By now we’re all familiar with the “this meeting could have been an email” meme. It captures that collective groan people let out when they’re invited to an unnecessary video call or real-life office huddle that could have just been relayed over an email or direct message. Well, as it turns out Zoom may be aware of the feeling, too. The video conferencing app has just introduced two new beta features – email and calendar.
You’ll be able to use Zoom Mail to either link up your existing email account with the app on desktop for free, while paying customers can create a dedicated Zoom email that offers end-to-end encryption between Zoom Mail users. This option is limited to Zoom One Business members, with higher-tiered plans also given the option to create a custom domain. Users will get 15GB of email storage on Zoom Pro or Zoom United and 100GB on Zoom One Business or higher.
Similarly, Zoom Calendar lets you add your existing calendar to Zoom or use its proprietary calendar to schedule meetings, calls and view who has joined meetings from the calendar sidebar.
The features are aimed at placing Zoom at the center of the hybrid workplace as an all-in-one communications tool, instead of the video chat service it is commonly known as. Therefore, you’ll find Mail and Calendar alongside other tools like Team Chat (the company’s chat and collaboration service), Whiteboard, Phone, and Meetings as part of the Zoom One interface.

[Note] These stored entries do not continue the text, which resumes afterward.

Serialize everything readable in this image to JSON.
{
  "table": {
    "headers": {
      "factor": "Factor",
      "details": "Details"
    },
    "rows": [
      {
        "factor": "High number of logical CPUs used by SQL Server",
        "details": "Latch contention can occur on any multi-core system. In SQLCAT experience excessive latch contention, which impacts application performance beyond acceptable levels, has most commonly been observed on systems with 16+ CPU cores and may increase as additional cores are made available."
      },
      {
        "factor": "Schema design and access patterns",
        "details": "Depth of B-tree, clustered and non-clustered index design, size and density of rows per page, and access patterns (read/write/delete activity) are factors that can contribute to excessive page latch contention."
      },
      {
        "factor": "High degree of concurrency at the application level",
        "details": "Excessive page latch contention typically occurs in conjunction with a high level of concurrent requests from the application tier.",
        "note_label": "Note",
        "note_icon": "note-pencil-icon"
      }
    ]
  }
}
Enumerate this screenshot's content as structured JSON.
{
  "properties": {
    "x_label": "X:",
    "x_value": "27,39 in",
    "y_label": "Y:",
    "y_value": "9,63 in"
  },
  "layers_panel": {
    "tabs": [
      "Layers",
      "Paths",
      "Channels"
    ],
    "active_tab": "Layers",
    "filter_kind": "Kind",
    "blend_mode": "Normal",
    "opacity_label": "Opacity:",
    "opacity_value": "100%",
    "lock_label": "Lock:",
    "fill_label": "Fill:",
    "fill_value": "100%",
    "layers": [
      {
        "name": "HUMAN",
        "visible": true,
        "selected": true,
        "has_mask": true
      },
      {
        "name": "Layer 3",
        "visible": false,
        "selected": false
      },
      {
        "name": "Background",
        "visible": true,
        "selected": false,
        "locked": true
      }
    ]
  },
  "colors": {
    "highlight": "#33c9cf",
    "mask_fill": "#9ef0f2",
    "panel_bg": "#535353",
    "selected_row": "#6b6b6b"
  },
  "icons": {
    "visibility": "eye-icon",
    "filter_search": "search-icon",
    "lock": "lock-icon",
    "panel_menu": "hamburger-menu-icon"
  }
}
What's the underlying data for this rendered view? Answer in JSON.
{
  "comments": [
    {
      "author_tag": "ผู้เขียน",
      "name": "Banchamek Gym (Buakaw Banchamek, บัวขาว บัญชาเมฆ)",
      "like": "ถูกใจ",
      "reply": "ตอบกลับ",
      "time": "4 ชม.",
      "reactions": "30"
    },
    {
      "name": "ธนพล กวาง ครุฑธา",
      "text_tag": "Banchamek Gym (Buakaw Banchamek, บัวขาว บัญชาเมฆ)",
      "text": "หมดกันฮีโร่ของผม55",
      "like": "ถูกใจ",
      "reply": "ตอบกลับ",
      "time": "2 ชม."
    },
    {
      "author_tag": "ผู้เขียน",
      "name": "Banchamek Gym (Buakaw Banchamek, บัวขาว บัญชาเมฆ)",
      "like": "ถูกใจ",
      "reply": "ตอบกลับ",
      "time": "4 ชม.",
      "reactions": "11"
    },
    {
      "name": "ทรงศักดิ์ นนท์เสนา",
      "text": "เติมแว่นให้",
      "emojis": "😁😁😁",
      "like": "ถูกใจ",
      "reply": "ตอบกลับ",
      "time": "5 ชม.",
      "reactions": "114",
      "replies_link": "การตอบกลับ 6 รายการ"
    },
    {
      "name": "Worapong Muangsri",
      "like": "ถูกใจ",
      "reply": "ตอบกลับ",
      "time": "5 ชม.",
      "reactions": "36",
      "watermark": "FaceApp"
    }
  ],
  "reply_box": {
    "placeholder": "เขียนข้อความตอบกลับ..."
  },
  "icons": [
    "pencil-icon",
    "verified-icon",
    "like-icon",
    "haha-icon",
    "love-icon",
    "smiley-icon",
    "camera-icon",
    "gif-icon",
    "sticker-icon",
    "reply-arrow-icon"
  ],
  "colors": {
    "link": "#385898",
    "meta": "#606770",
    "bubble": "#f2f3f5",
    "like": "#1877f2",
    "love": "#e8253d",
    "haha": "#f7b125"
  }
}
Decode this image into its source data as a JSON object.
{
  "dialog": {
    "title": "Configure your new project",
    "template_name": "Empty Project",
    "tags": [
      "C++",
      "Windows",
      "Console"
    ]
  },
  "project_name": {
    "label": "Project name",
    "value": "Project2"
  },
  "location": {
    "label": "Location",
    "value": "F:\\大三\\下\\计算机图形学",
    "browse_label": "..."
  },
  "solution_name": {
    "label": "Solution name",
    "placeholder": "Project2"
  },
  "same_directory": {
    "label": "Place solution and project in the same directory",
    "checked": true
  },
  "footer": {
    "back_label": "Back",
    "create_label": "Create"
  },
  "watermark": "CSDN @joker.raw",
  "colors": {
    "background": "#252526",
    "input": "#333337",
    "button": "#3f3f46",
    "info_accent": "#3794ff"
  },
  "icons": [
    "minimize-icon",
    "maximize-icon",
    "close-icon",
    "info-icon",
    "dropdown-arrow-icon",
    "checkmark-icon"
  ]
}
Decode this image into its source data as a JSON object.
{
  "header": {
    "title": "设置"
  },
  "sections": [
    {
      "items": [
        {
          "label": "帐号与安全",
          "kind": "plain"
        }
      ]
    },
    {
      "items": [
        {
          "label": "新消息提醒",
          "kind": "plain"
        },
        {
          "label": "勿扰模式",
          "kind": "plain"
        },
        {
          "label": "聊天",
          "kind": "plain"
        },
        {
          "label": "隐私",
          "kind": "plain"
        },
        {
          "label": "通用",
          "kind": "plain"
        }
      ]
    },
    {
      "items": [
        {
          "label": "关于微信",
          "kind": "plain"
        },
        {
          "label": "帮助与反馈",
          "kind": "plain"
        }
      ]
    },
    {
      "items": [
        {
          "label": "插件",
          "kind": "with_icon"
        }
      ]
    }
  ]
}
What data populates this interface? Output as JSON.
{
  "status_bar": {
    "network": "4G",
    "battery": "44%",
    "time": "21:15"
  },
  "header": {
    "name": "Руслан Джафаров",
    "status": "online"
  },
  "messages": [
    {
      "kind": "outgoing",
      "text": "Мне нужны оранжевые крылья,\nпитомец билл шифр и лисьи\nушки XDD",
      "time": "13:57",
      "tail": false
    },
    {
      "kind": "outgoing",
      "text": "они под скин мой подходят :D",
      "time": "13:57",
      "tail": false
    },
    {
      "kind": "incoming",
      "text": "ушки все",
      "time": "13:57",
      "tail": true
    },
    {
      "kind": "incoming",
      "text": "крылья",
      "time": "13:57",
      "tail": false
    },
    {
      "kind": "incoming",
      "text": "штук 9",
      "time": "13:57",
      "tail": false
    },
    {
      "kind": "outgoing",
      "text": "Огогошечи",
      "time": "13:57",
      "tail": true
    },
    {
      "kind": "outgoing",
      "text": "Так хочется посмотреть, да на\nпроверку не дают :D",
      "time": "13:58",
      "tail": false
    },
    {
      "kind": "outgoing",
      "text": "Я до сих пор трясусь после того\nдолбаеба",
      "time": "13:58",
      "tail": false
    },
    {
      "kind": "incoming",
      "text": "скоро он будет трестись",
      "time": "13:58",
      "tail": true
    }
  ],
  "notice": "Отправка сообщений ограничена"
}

Adding the updates could help boost productivity by cutting down on the time drain that comes with switching between apps for those individual tasks, Zoom’s Joseph Chong, head of product, solutions, and industry marketing, wrote in a blog post.
In that sense, Zoom’s evolution is likely aimed at helping it compete with Microsoft Teams and Slack. All three are continuously launching new tools as they jostle for dominance over the productivity software sector. Teams has announced everything from GIF sharing to adding hold music to phone calls to assigning chairs to attendants in virtual meetings.
Not to be left behind, Slack launched a tool dubbed Canvas in September that allowed users to store all manner of file types, from photos to PDFs to excel spreadsheets, in one easy-to-access location across collaborative projects.